Table 2 shows how to calculate I3* based on publication numbers using PLOS One as an example. The publication numbers in the first columns (a and b) are obtained from the in-house database of the Max Planck Society. These are the numbers of papers in the different top-x%-classes. Since the publication numbers in the higher classes are subsets of the numbers in the lower classes, the percentile classes are corrected (by subtraction) to avoid double counting.
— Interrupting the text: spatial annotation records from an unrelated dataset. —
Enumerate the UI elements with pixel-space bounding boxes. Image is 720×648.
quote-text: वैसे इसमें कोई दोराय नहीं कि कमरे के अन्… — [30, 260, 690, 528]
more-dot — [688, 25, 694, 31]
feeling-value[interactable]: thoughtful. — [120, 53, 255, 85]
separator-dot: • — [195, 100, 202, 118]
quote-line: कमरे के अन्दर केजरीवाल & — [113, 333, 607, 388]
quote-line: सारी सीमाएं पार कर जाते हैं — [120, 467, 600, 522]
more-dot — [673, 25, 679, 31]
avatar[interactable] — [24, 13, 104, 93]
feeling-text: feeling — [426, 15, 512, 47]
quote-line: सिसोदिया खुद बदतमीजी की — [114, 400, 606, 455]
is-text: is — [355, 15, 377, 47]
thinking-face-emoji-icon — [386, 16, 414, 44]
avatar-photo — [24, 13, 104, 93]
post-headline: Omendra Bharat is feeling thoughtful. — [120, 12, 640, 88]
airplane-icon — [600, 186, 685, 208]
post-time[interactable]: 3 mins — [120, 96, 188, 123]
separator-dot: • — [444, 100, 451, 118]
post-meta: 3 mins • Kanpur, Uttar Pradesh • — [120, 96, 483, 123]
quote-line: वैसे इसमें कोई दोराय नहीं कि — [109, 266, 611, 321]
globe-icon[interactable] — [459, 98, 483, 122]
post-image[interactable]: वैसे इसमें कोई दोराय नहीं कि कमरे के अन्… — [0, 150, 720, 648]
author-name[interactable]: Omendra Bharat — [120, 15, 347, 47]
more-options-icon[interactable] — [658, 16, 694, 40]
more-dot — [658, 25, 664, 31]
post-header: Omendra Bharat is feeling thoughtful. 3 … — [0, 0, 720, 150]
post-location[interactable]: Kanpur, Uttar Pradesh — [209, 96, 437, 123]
Previous research has shown that citation data from different types of Web sources can potentially be used for research evaluation. Here we introduce a new combined Integrated Online Impact (IOI) indicator. For a case study, we selected research articles published in the Journal of the American Society for Information Science & Technology (JASIST) and Scientometrics in 2003. We compared the citation counts from Web of Science (WoS) and Scopus with five online sources of citation data including Google Scholar, Google Books, Google Blogs, PowerPoint presentations and course reading lists. The mean and median IOI was nearly twice as high as both WoS and Scopus, confirming that online citations are sufficiently numerous to be useful for the impact assessment of research. We also found significant correlations between conventional and online impact shipping shock indicator,
confirming that both assess something similar in scholarly communication. Further analysis showed that the overall percentage for unique Google Scholar citations outside the WoS were 73% and 60% for the articles published in JASIST and Scientometrics, respectively. An important conclusion is that in subject areas where wider types of intellectual impact indicators outside the WoS and Scopus databases are needed for research evaluation, IOI can be used to help monitor research performance.